„Jeśli kocham, to na zawsze”. Zapewnienie zapisane przez św. Teresę z Los Andes w jej liście do przyjaciółki stało się mottem IX Karmelitańskich Dni Młodzieży w Berdyczowie i Gwozdawie na Ukrainie. W zeszłym roku rozmyślaliśmy nad przeżywaniem konkretnej chwili, a w tym roku nad wiernością, która objawia się w czasie. Poszczególne konferencje, świadectwa, warsztaty, adoracje w niezwykły sposób ułożyły się w mozaikę doświadczeń, które prowadziły do spotkania z Bogiem i ze wspólnotą w prawdzie o sobie samym.
Po zapoznaniu się z biografią świętej Chilijki, młodzież wysłuchała o. Witalija Kozaka OCD, kustosza berdyczowskiego sanktuarium, który wygłosił konferencję pod tytułem: „Stabilność w niestabilnym świecie”. O. Witalij dokonał analizy środowiska młodych ludzi zdominowanego przez technologiczne narzędzia komunikacji.
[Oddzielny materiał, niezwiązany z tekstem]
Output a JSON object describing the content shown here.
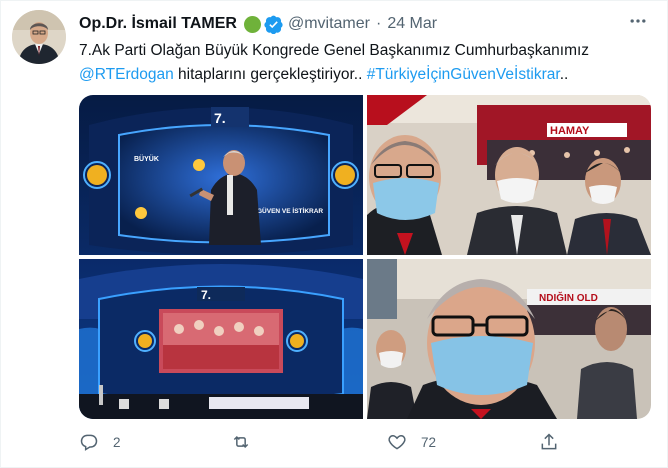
{
  "author": {
    "name": "Op.Dr. İsmail TAMER",
    "handle": "@mvitamer",
    "date": "24 Mar"
  },
  "tweet": {
    "line1": "7.Ak Parti Olağan Büyük Kongrede Genel Başkanımız Cumhurbaşkanımız",
    "mention": "@RTErdogan",
    "text_mid": " hitaplarını gerçekleştiriyor.. ",
    "hashtag": "#TürkiyeİçinGüvenVeİstikrar",
    "text_end": ".."
  },
  "photos": {
    "photo1_logo": "7.",
    "photo1_screen_left": "BÜYÜK",
    "photo1_screen_right": "GÜVEN VE İSTİKRAR",
    "photo2_banner": "HAMAY",
    "photo3_logo": "7.",
    "photo4_banner": "NDIĞIN OLD"
  },
  "actions": {
    "replies": "2",
    "retweets": "",
    "likes": "72"
  },
  "colors": {
    "link": "#1d9bf0",
    "muted": "#536471",
    "verified": "#1d9bf0",
    "status_dot": "#6fb23a"
  }
}
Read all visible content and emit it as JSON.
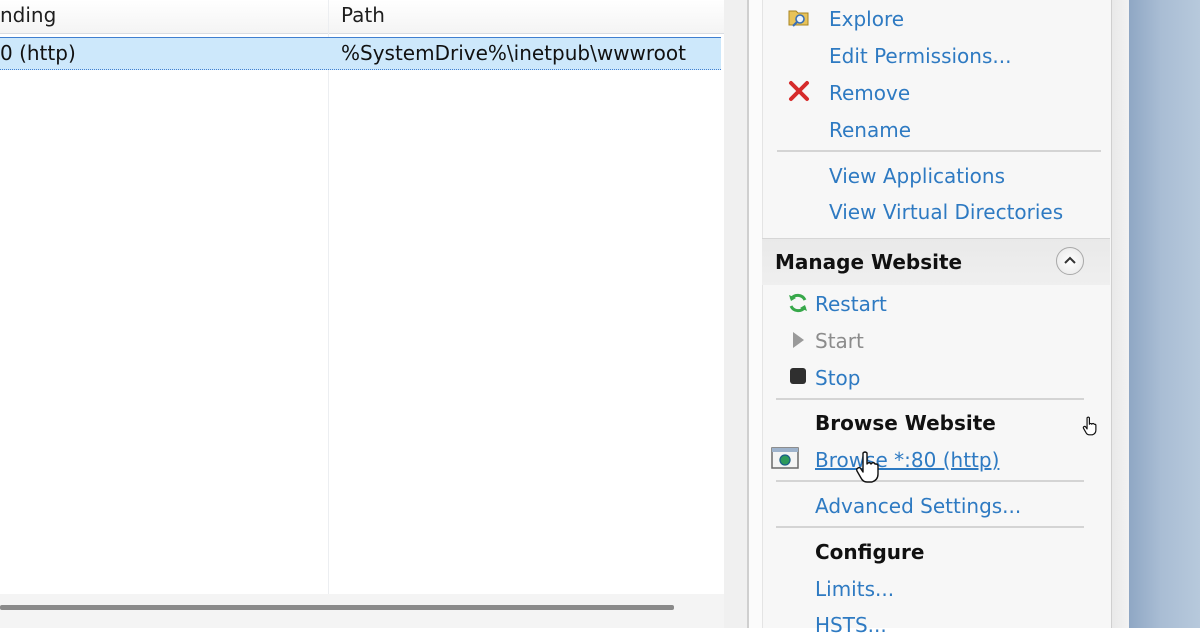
{
  "list": {
    "columns": [
      "nding",
      "Path"
    ],
    "selected_row": {
      "binding": "0 (http)",
      "path": "%SystemDrive%\\inetpub\\wwwroot"
    }
  },
  "actions": {
    "top_items": [
      {
        "label": "Explore",
        "icon": "folder-explore-icon"
      },
      {
        "label": "Edit Permissions...",
        "icon": ""
      },
      {
        "label": "Remove",
        "icon": "red-x-icon"
      },
      {
        "label": "Rename",
        "icon": ""
      }
    ],
    "view_items": [
      "View Applications",
      "View Virtual Directories"
    ],
    "manage_website": {
      "title": "Manage Website",
      "items": [
        {
          "label": "Restart",
          "icon": "restart-icon",
          "enabled": true
        },
        {
          "label": "Start",
          "icon": "start-icon",
          "enabled": false
        },
        {
          "label": "Stop",
          "icon": "stop-icon",
          "enabled": true
        }
      ],
      "browse_heading": "Browse Website",
      "browse_link": "Browse *:80 (http)",
      "advanced": "Advanced Settings...",
      "configure_heading": "Configure",
      "configure_items": [
        "Limits...",
        "HSTS..."
      ]
    }
  },
  "colors": {
    "link": "#2e7ac2",
    "selection": "#cde8fb",
    "remove_icon": "#d62b2b",
    "restart_icon": "#37a84a"
  }
}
Dał też wiele praktycznych rad służących zachowaniu niezależności od świata wirtualnego. Pierwszy pełny dzień KDM przyniósł solidną dawkę formacyjnych spotkań; nie było ryzyka znudzenia jednolitością formy przekazu. Pierwsze nosiło tytuł: „Gdy boli, gdzie szukać schronienia?”. Tytuł ten wykorzystywał grę słów: w języku ukraińskim słowo „schronienie” oznacza schron – rzeczywistość dobrze znaną w czasie wojny. Spotkanie poprowadził o. Maksymilian Podwika OCD razem z małżeństwem Natalią i Wiaczesławem. Korzystając z doświadczenia nabytego w ruchu „Spotkań małżeńskich”, prelegenci radzili jak przeżywać przykre emocje i jak pomóc drugiemu w ich przeżyciu. Kolejne spotkanie przebiegło bardzo dynamicznie – prelegenci do omówienia tematu miłości zaproponowali podejście z negatywnej strony: „Anty-lekcje, czyli jak zrujnować miłość”. Wadym I Katia w formie angażujących warsztatów ukazali jak powierzchowne, egoistyczne podejście do relacji rujnuje miłość. W ramach dopełnienia konferencji o. Józef Kucharczyk OCD zaproponował tekst i pytania do dzielenia w grupach, których tematem było „pięć języków miłości”.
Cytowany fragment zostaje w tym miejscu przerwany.